Tax Payable on Sale of Private Residence

It has long been part of the capital gains tax exemptions/reliefs that no capital gains tax would be payable on the sale of a persons sole/main private residence. This principal private residence exemption also included the final 36 months of ownership as deemed occupation, and therefore also exempt from charge, up until a few years ago. This final period of deemed occupation was then reduced to 18 months.

From 6th April 2020 the final period exemption will be shortened further from the 18 months down to only 9 months ( although the 36 month exemption period will continue to be available to disabled persons or those in a care home ). In addition to this reduced period, lettings relief will only apply when the owner of the property is in shared occupancy with the tenant.

It becomes more possible therefore that a chargeable gain could arise where an individual has to sell their home, before they can buy a new one. Any capital gains tax on disposal would also need to be paid within 30 days of completion. A failure to disclose the tax due, and the failure to pay the tax by the due date, would potentially lead to additional penalty costs.

Anyone selling their principal private residence after 5th April 2020 should be conscious of these changes to the exemption.

Private Sector Off Payroll Workers

Off payroll working rules were introduced a couple of years ago with regards the public sector. For off payroll workers you should think contractors/freelancers/IR35. The long awaited ” private sector IR35 ” legislation has now been released in draft form. This new legislation is expected to come into force from April 2020.

The new proposals will apply to private sector engagements where the ” end client ” is a medium or large business, as defined by the Companies Act. The end client is the person/organisation that receives the services of the personal service company ( PSC ) worker, at the end of the supply chain.

The end client now becomes the decision maker as to whether IR35 applies to the engagement or not.
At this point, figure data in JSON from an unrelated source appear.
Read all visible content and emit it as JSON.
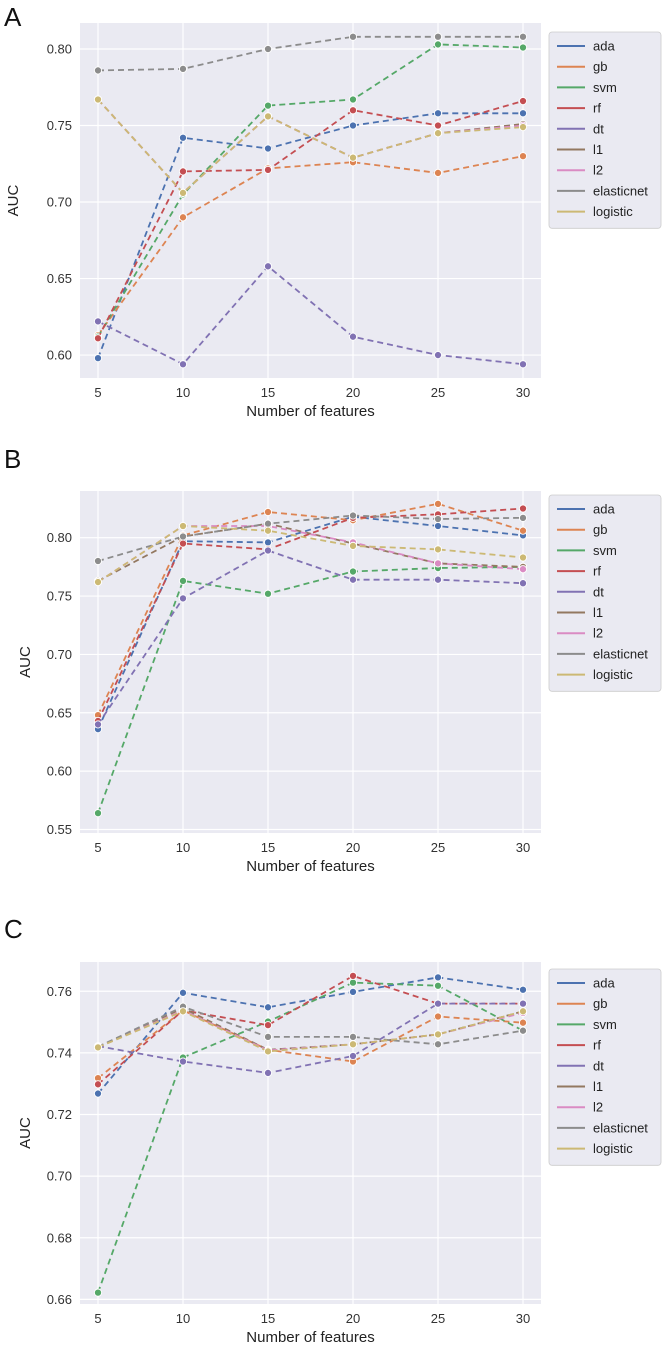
{
  "colors": {
    "ada": "#4c72b0",
    "gb": "#dd8452",
    "svm": "#55a868",
    "rf": "#c44e52",
    "dt": "#8172b3",
    "l1": "#937860",
    "l2": "#da8bc3",
    "elasticnet": "#8c8c8c",
    "logistic": "#ccb974"
  },
  "chart_data": [
    {
      "panel": "A",
      "type": "line",
      "xlabel": "Number of features",
      "ylabel": "AUC",
      "x": [
        5,
        10,
        15,
        20,
        25,
        30
      ],
      "xticks": [
        "5",
        "10",
        "15",
        "20",
        "25",
        "30"
      ],
      "ylim": [
        0.585,
        0.817
      ],
      "yticks": [
        0.6,
        0.65,
        0.7,
        0.75,
        0.8
      ],
      "yticklabels": [
        "0.60",
        "0.65",
        "0.70",
        "0.75",
        "0.80"
      ],
      "legend": "upper-right outside",
      "series": [
        {
          "name": "ada",
          "values": [
            0.598,
            0.742,
            0.735,
            0.75,
            0.758,
            0.758
          ]
        },
        {
          "name": "gb",
          "values": [
            0.613,
            0.69,
            0.722,
            0.726,
            0.719,
            0.73
          ]
        },
        {
          "name": "svm",
          "values": [
            0.612,
            0.705,
            0.763,
            0.767,
            0.803,
            0.801
          ]
        },
        {
          "name": "rf",
          "values": [
            0.611,
            0.72,
            0.721,
            0.76,
            0.75,
            0.766
          ]
        },
        {
          "name": "dt",
          "values": [
            0.622,
            0.594,
            0.658,
            0.612,
            0.6,
            0.594
          ]
        },
        {
          "name": "l1",
          "values": [
            0.767,
            0.706,
            0.756,
            0.729,
            0.745,
            0.751
          ]
        },
        {
          "name": "l2",
          "values": [
            0.767,
            0.706,
            0.756,
            0.729,
            0.745,
            0.75
          ]
        },
        {
          "name": "elasticnet",
          "values": [
            0.786,
            0.787,
            0.8,
            0.808,
            0.808,
            0.808
          ]
        },
        {
          "name": "logistic",
          "values": [
            0.767,
            0.706,
            0.756,
            0.729,
            0.745,
            0.749
          ]
        }
      ]
    },
    {
      "panel": "B",
      "type": "line",
      "xlabel": "Number of features",
      "ylabel": "AUC",
      "x": [
        5,
        10,
        15,
        20,
        25,
        30
      ],
      "xticks": [
        "5",
        "10",
        "15",
        "20",
        "25",
        "30"
      ],
      "ylim": [
        0.547,
        0.84
      ],
      "yticks": [
        0.55,
        0.6,
        0.65,
        0.7,
        0.75,
        0.8
      ],
      "yticklabels": [
        "0.55",
        "0.60",
        "0.65",
        "0.70",
        "0.75",
        "0.80"
      ],
      "legend": "upper-right outside",
      "series": [
        {
          "name": "ada",
          "values": [
            0.636,
            0.797,
            0.796,
            0.818,
            0.81,
            0.802
          ]
        },
        {
          "name": "gb",
          "values": [
            0.648,
            0.802,
            0.822,
            0.815,
            0.829,
            0.806
          ]
        },
        {
          "name": "svm",
          "values": [
            0.564,
            0.763,
            0.752,
            0.771,
            0.774,
            0.775
          ]
        },
        {
          "name": "rf",
          "values": [
            0.643,
            0.795,
            0.79,
            0.817,
            0.82,
            0.825
          ]
        },
        {
          "name": "dt",
          "values": [
            0.64,
            0.748,
            0.789,
            0.764,
            0.764,
            0.761
          ]
        },
        {
          "name": "l1",
          "values": [
            0.763,
            0.801,
            0.812,
            0.795,
            0.778,
            0.775
          ]
        },
        {
          "name": "l2",
          "values": [
            0.762,
            0.81,
            0.81,
            0.796,
            0.778,
            0.773
          ]
        },
        {
          "name": "elasticnet",
          "values": [
            0.78,
            0.801,
            0.812,
            0.819,
            0.816,
            0.817
          ]
        },
        {
          "name": "logistic",
          "values": [
            0.762,
            0.81,
            0.806,
            0.793,
            0.79,
            0.783
          ]
        }
      ]
    },
    {
      "panel": "C",
      "type": "line",
      "xlabel": "Number of features",
      "ylabel": "AUC",
      "x": [
        5,
        10,
        15,
        20,
        25,
        30
      ],
      "xticks": [
        "5",
        "10",
        "15",
        "20",
        "25",
        "30"
      ],
      "ylim": [
        0.6585,
        0.7695
      ],
      "yticks": [
        0.66,
        0.68,
        0.7,
        0.72,
        0.74,
        0.76
      ],
      "yticklabels": [
        "0.66",
        "0.68",
        "0.70",
        "0.72",
        "0.74",
        "0.76"
      ],
      "legend": "upper-right outside",
      "series": [
        {
          "name": "ada",
          "values": [
            0.7268,
            0.7595,
            0.7548,
            0.7598,
            0.7645,
            0.7605
          ]
        },
        {
          "name": "gb",
          "values": [
            0.7318,
            0.7538,
            0.741,
            0.7372,
            0.7518,
            0.7498
          ]
        },
        {
          "name": "svm",
          "values": [
            0.6622,
            0.7385,
            0.7502,
            0.7628,
            0.7618,
            0.7472
          ]
        },
        {
          "name": "rf",
          "values": [
            0.7298,
            0.7538,
            0.749,
            0.765,
            0.756,
            0.756
          ]
        },
        {
          "name": "dt",
          "values": [
            0.7422,
            0.7372,
            0.7335,
            0.739,
            0.756,
            0.756
          ]
        },
        {
          "name": "l1",
          "values": [
            0.7418,
            0.7545,
            0.741,
            0.7428,
            0.746,
            0.7535
          ]
        },
        {
          "name": "l2",
          "values": [
            0.7418,
            0.7538,
            0.7408,
            0.7428,
            0.746,
            0.753
          ]
        },
        {
          "name": "elasticnet",
          "values": [
            0.742,
            0.755,
            0.7452,
            0.7452,
            0.7428,
            0.7472
          ]
        },
        {
          "name": "logistic",
          "values": [
            0.7418,
            0.7535,
            0.7405,
            0.7428,
            0.746,
            0.7535
          ]
        }
      ]
    }
  ]
}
They must produce a Status Determination Statement ( SDS ), which provides a conclusion as to whether IR35 applies to the engagement, and the reasoning behind this conclusion. The SDS is then given to the PSC worker, and also the party directly below it in the supply chain. The SDS can then be further passed down the supply chain.

Whichever party is ultimately left ultimately holding the SDS will take responsibility as the ” fee payer ” which is essentially the party responsible for ensuring the correct tax treatment is applied to the PSC. The fee payer would typically be the party closest to the PSC in the supply chain ( i.e the party physically paying the PSC ).
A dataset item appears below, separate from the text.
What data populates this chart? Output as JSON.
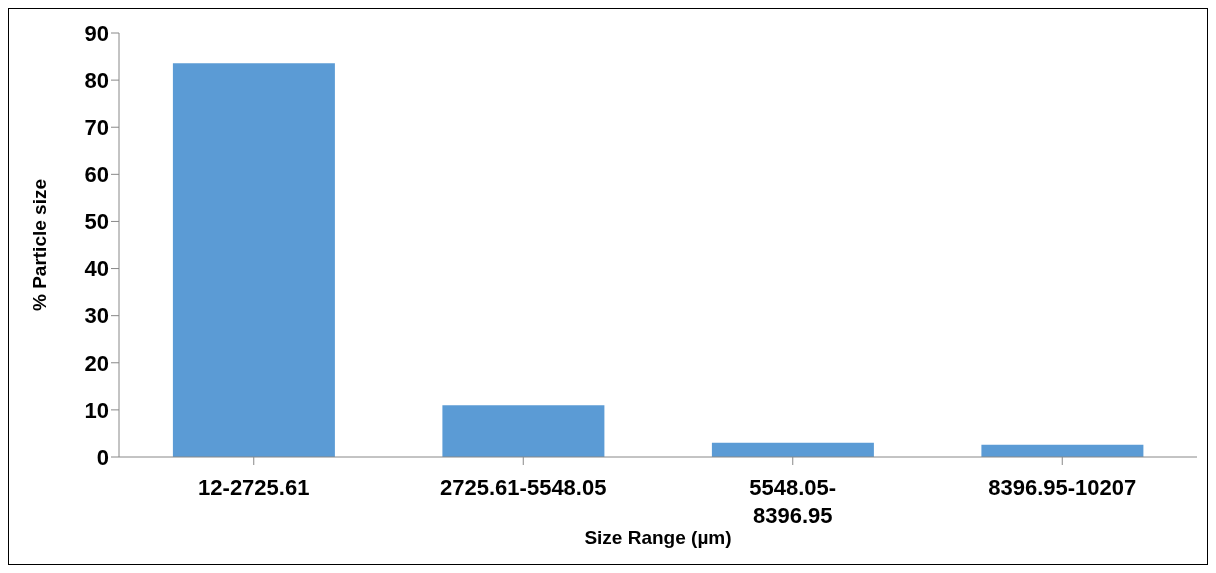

This is complicated legislation, and it still appears to have many unanswered questions that could come out of it. The government has committed to providing further guidance during 2019, and has also accepted that HMRC’s check employment status indicator tool ( CEST ) is woefully inadequate at providing an accurate decision.

As further updates become available, we will post this information on our website, but all contractors/freelancers can expect a shift in attitudes as to their status from next April, as was seen in the public sector previously. This would then increase their tax burdens, and effectively reduce their take home pay!!!!!


NHS Pensions

There has been a lot of talk in the media recently about the pension contribution allowances, both annual and lifetime, and especially how they are adversely affecting certain professions such as the medical profession. As the annual allowance begins to be tapered off above earnings of £150,000 those in the health sector especially are facing the choice of either paying additional income tax bills on the overfunding, or having their NHS pension fund affected.

In a lot of cases, the additional income tax charges are coming as a surprise and shock to the individuals concerned. So much so that within the health sector, it is becoming increasingly concerning that doctors are refusing to work overtime on the grounds that the additional income is creating these penal tax charges.

Good news ( hopefully ) is however on the horizon. The government has recently confirmed that it will consult on proposals to offer senior clinicians a new pensions option. This would allow them to build their NHS pension more gradually over their career by making steadier contributions towards their pension, without facing regular and significant tax charges.

As news develops we will continue to update you on our news section.